Shabbat Akharei Mot begins in a poignant way, with a reminder of a tragic accident. We read about the death of Nadav and Abihu in parashat Shemini, only a few weeks ago, before Pesakh: young men, their first day on the job after much rigorous training, and something, all unforeseen, went terribly wrong. Akharei Mot, “after the death”, presents its contents in that context: the tragic death of the young, with much to live for, and much yet to do.

Accidents such as this tragedy might shake a modern Western American’s faith. Some say “what kind of G*d would allow such a thing?”. Others simply deny that there can be a G*d in a world where innocents suffer. 

It makes this parashah all the more compelling, because after the deaths of the two young men are noted, the text goes on to describe the next stage in the training of the surviving priests. When they died, their father, Aaron, withdrew from his public responsibility and took some private time to mourn.

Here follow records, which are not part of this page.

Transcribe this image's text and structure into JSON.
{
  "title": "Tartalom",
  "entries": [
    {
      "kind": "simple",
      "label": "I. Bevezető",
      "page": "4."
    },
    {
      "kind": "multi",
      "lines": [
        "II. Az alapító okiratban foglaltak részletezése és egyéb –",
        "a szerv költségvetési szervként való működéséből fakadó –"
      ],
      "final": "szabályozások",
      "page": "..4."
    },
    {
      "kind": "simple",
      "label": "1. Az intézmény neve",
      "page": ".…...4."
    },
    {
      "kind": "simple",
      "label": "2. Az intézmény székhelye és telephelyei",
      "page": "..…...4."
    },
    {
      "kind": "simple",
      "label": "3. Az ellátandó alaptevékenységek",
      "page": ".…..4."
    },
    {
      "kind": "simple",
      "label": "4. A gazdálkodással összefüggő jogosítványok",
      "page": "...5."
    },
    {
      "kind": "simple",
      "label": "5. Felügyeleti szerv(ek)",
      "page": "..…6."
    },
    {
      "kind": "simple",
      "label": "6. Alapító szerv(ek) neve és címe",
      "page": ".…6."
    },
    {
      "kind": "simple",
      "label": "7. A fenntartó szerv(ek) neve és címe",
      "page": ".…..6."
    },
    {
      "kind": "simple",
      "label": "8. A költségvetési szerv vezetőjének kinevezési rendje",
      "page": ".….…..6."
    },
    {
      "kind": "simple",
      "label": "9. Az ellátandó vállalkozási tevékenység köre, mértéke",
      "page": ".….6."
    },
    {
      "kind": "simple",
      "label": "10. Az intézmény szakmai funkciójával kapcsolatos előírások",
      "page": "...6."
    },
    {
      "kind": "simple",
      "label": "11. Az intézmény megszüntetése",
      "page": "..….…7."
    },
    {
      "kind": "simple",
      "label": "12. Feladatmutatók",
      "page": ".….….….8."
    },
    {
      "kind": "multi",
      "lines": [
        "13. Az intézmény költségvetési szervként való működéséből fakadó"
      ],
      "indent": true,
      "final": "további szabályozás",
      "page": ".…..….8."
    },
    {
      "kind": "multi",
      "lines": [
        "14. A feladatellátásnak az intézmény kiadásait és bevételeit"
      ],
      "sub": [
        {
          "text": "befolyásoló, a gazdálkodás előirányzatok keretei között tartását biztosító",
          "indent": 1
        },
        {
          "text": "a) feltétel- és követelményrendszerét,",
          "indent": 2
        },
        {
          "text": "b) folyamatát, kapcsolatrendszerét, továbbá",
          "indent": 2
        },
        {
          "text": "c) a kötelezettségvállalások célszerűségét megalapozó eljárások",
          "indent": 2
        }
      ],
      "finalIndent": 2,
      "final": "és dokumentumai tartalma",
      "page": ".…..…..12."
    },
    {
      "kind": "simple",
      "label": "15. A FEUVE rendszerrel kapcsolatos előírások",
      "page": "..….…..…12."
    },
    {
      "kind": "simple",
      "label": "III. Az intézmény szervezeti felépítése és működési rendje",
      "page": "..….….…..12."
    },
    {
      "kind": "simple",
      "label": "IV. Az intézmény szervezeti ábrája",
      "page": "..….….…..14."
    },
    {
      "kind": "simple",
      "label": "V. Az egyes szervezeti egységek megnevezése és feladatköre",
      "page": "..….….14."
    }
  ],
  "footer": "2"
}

And then the life of the community went on, and Aaron went on with his service to his community as High Priest.

The father of the dead boys did not say “I quit because I have suffered unfairly.” Aaron did not say “I don’t believe in G*d because my sons died accidentally.” And he did not say “I proclaim myself against all organized religion because this is horrible and doesn’t make sense.” 

Those three responses to tragedy are understandable when they are made as a cry of pain, but they are not intelligible. In essence, all three are ways of cursing the darkness rather than struggling to light a candle.  

This is not to say that a better response would be “G*d knows best” or “there was a reason for this” or, G*d forbid, “G*d chose to take them because G*d loved them so much.” Those responses make G*d out to be an emotional terrorist.

There is a third possible response to unimaginable tragedy. Caught between the utter darkness of a father’s grief and his stance so close to G*d, in all its wholeness and joy, the Torah records that “Aaron was silent.” (Lev. 10.3)

There is undeserved suffering in this world. There is much evil as well that we do to each other. But there is also much undeserved joy, and much good that we do to each other. Neither makes sense. There is a mystery at the heart of life that we can approach but will never discern. And in the face of that mystery there is nothing we can say. All we can do is to assert that while we cannot control, or even understand, why bad things happen, we can try to control and understand our responses – and we can choose to reach out to each other, to do what we can when we see suffering and alleviate it. And when all is dark, we can choose not to give in to it, to deny any hope of light or meaning or truth. We can choose to nurture the little light that we can see, if we look carefully, among ourselves.

That is why we gather in organized community and call it religious. It is there that we search together for hope, not certainty. Hope is all the light we have.